Pia Stadtbäumer

Psychoaktiv

Pionierin der Feldversuche mit Körpern und Raumbezügen


Pia Stadtbäumer (b. Münster, 1959; lives and works in Düsseldorf) is a leading exponent of the rediscovery of the human figure in sculpture. Like fellow artists such as Katharina Fritsch, Paul McCarthy, Thomas Schütte, and Kiki Smith, she rose to renown in the 1980s with now-canonical works that pursued a probing examination and exposition of the representation of the body in a rapidly changing contemporary world. In Stadtbäumer’s early oeuvre, the focus is on the engagement with bodies in sculptures and installations—the proportions, demeanor, and modelling of the protagonists of her compositions are spare, restricted to the traditional role models of man, woman, and child. Anonymous and exchangeable, they become active protagonists in the exhibition space only by virtue of their unconventional gestures. Over the years, the artist has allowed other irritations to inform her sculptures, intervening into the physicality of her figures: outsize hanging arms, fragile hermaphrodites standing before the viewer, periwigs and attires molded after models from the Rococo.
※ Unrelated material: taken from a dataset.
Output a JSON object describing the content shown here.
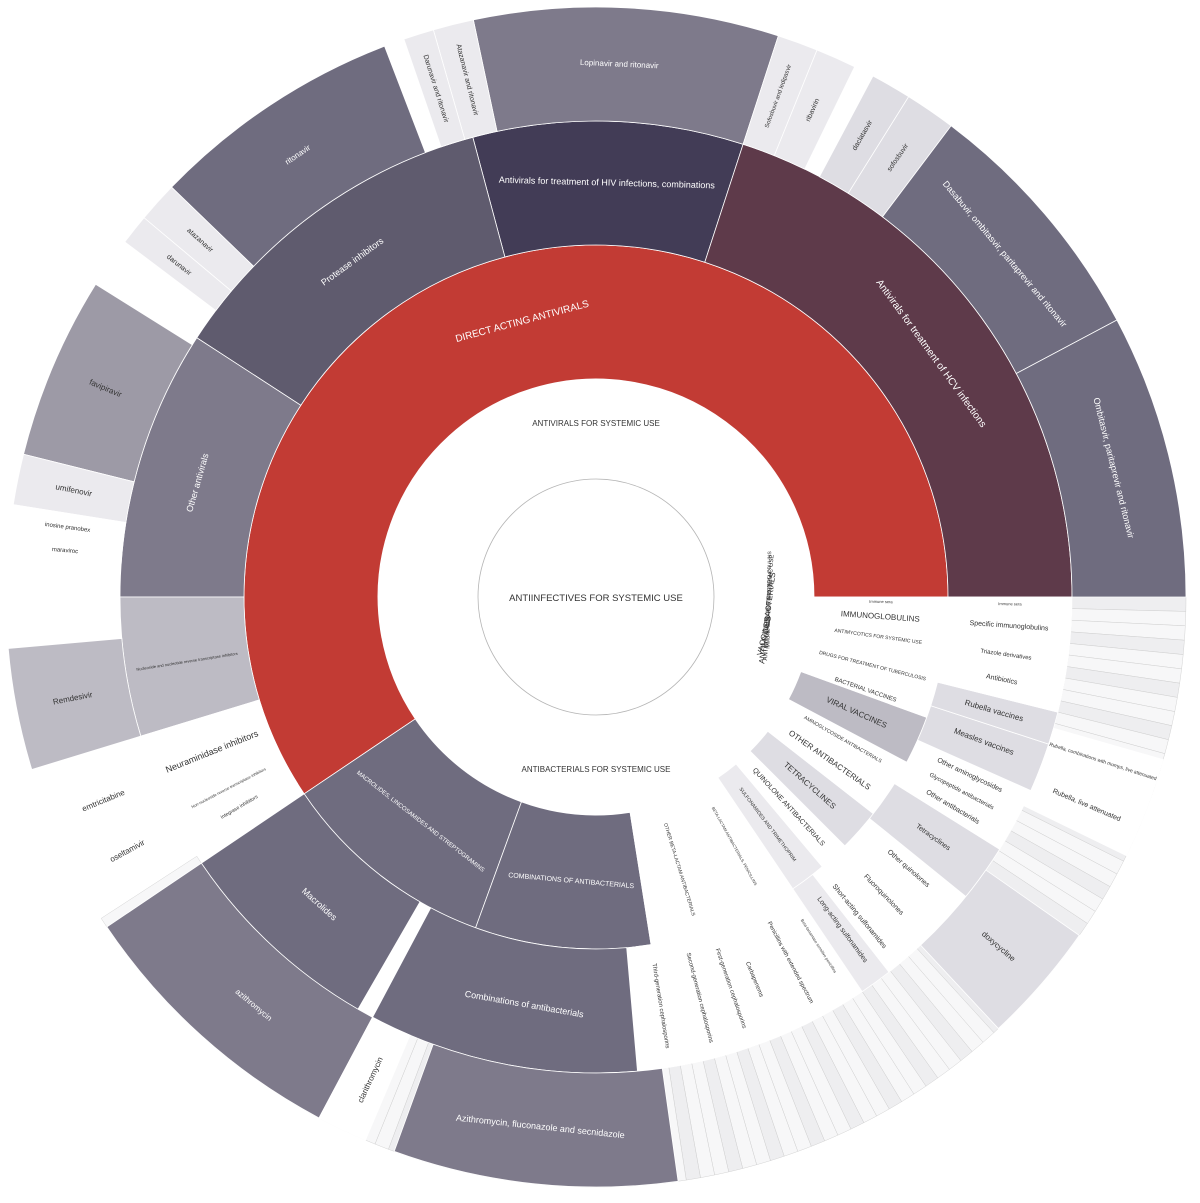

Defying the apocalyptic discourse of the post-human, Stadtbäumer’s sculptural gestures evince organically unfolding and inventive variations on the nature of man.

The indispensable monograph offers a synopsis of three decades in Stadtbäumer’s career (1989–2019) and illustrates her equally conceptual and intuitive approach. With a survey of her oeuvre by Julian Heynen and essays by Prof. Beate Söntgen and Ariadne von Schirach.